Il ne faut pas appliquer les mortiers par journée chaude, sèche et ensoleillée. Pour éviter les déperditions d’eau et maintenir humide le béton durant les trois premières semaines, on doit soigner les coffrages, ou, mieux, pulvériser en surface un vernis temporaire, appelé produit de cure ou curing compound.


Contraintes excessives

Il faut un béton très compact, bien vibré et dosé à 350 kg de ciment en moyenne par mètre cube de béton. On obtient ainsi un matériau homogène, ayant une bonne adhérence aux armatures d’acier et, en même temps, une protection contre la rouille expansive, capable d’occuper un volume décuple de celui du fer-métal. Soumise à des contraintes excessives, une pièce peut se fissurer et même s’effondrer.

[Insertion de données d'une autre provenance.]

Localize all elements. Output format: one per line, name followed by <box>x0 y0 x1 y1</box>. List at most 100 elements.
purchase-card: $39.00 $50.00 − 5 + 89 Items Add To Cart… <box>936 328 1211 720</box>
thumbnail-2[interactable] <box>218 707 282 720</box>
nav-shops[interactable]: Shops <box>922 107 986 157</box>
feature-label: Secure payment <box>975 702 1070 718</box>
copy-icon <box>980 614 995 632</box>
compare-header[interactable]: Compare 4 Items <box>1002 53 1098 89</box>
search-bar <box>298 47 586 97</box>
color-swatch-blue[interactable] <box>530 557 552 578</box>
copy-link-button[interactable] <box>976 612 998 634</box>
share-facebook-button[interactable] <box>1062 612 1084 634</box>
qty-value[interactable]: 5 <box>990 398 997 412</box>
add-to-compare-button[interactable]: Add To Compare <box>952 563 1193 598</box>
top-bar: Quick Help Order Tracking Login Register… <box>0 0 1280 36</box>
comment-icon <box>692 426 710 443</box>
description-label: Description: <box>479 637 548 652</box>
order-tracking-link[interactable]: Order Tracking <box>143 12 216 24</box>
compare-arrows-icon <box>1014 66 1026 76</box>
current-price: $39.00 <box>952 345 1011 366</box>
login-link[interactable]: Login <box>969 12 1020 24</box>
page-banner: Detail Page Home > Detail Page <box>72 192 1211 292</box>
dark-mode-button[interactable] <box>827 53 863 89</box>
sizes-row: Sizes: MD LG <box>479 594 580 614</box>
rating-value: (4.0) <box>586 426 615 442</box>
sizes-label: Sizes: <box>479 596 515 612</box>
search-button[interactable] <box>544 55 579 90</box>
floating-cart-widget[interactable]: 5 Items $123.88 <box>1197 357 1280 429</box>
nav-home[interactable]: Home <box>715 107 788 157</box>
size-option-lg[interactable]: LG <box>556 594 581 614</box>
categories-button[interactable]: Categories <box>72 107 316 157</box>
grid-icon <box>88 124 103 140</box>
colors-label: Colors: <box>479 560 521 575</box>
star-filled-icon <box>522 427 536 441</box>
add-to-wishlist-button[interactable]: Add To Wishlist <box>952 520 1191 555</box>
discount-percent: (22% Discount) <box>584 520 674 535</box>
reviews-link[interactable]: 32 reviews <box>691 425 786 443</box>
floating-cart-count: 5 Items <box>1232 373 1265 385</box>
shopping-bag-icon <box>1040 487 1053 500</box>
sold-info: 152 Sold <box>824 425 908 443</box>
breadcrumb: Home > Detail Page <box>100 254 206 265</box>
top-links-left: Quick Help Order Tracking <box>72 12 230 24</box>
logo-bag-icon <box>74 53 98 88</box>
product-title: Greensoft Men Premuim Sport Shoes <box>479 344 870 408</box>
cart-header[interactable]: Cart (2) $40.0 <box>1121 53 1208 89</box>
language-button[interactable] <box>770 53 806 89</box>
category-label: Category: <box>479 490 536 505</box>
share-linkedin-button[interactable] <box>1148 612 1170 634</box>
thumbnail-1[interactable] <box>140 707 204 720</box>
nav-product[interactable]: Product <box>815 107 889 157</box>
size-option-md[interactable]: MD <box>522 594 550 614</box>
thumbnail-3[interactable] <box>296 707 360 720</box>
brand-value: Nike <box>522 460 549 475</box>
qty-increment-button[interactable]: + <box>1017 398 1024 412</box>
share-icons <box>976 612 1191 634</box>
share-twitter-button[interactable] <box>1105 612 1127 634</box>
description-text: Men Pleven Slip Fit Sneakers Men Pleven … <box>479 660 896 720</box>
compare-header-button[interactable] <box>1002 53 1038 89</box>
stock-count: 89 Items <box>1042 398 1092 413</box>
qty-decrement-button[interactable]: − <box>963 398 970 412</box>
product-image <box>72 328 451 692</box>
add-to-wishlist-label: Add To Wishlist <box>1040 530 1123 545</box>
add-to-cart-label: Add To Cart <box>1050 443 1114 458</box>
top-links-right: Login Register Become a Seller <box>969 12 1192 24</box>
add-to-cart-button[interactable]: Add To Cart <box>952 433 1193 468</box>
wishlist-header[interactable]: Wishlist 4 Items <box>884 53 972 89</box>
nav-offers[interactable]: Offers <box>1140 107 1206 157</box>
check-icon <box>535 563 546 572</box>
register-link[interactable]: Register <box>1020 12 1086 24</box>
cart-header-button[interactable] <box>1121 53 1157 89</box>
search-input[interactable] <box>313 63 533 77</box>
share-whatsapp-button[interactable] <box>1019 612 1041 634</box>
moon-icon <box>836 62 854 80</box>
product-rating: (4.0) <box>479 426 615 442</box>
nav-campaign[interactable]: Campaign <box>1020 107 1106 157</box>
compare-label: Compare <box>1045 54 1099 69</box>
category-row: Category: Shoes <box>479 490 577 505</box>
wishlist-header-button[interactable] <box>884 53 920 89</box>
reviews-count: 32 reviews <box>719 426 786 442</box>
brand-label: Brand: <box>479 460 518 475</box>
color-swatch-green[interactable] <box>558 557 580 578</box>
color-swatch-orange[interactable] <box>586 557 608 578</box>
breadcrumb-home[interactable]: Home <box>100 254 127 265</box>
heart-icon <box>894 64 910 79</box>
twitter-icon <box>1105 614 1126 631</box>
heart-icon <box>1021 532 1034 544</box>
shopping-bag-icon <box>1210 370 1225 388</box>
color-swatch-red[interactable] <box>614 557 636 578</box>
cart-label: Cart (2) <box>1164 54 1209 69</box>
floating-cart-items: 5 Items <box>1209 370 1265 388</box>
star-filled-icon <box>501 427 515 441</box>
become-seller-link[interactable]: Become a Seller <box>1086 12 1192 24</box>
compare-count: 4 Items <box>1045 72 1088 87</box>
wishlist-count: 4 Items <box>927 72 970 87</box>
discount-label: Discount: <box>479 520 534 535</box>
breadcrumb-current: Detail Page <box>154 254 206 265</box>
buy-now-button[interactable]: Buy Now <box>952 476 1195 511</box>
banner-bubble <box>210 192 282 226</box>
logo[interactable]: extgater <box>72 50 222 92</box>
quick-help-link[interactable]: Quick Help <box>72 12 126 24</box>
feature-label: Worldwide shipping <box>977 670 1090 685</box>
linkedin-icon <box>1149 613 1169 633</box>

Si les fissures apparaissent dans une pièce tendue, c’est que les contraintes imposées à l’acier sont trop élevées pour le béton ou que ce dernier présente une résistance ou une adhérence insuffisantes. Pour y parer, il faut multiplier le nombre des armatures ou réaliser un béton spécialement résistant à la traction.

Les fissures fines normales aux barres ne sont pas dangereuses au point de vue de la stabilité de l’ouvrage, mais elles peuvent entraîner la corrosion de l’acier par pénétration capillaire de l’eau. Quand les fissures apparaissent perpendiculairement à la partie inférieure d’une poutre armée, c’est l’indice d’une insuffisance des armatures tendues, qu’il faut alors renforcer. Si, au contraire, des fissures apparaissent longitudinalement à la partie supérieure du béton de la poutre, c’est l’indice d’une résistance trop faible du béton à la compression.

Dans le béton précontraint, les fissures sont rares ; quand elles apparaissent, elles sont toujours très fines et elles se referment sous l’effet de la précontrainte ou se colmatent par formation de calcite.


Altération du béton ou corrosion des armatures

La fissuration peut survenir par expansion due soit à l’action de granulats siliceux réactifs ou d’eaux séléniteuses avec formation d’un sel expansif dit « sel de Candlot », soit à la présence de chaux libre surcuite ou de magnésie cristallisée anhydre (périclase). Le béton armé se fissure souvent par formation de rouille expansive provoquée par un mauvais recouvrement des fers (moins de 2,5 cm) ou par suite d’un béton trop poreux, de même que par l’emploi d’adjuvants à base de chlorures salins : il y a attaque électrolytique. Il faut se méfier des embruns salés le long du littoral. Le remède contre la rouille consiste à pratiquer une bonne hydrofugation de la surface du béton avec du silicate de potassium ou du fluosilicate de magnésium.


Conception même de l’ouvrage


Absence des joints nécessaires

Quand les pièces sont minces, le retrait se produit plus rapidement que dans le cas de pièces massives. Quand, le long d’une pièce, existent des variations de dimensions, des rétrécissements, des élargissements, il se produit des variations de retrait qui créent des tensions internes, lesquelles sont des facteurs de fissuration ; des angles rentrants très aigus amorcent l’effet d’entaille, cause d’une sorte de « déchirement » du béton. Les variations de forme exigent l’emploi d’étriers jouant un rôle de renforcement.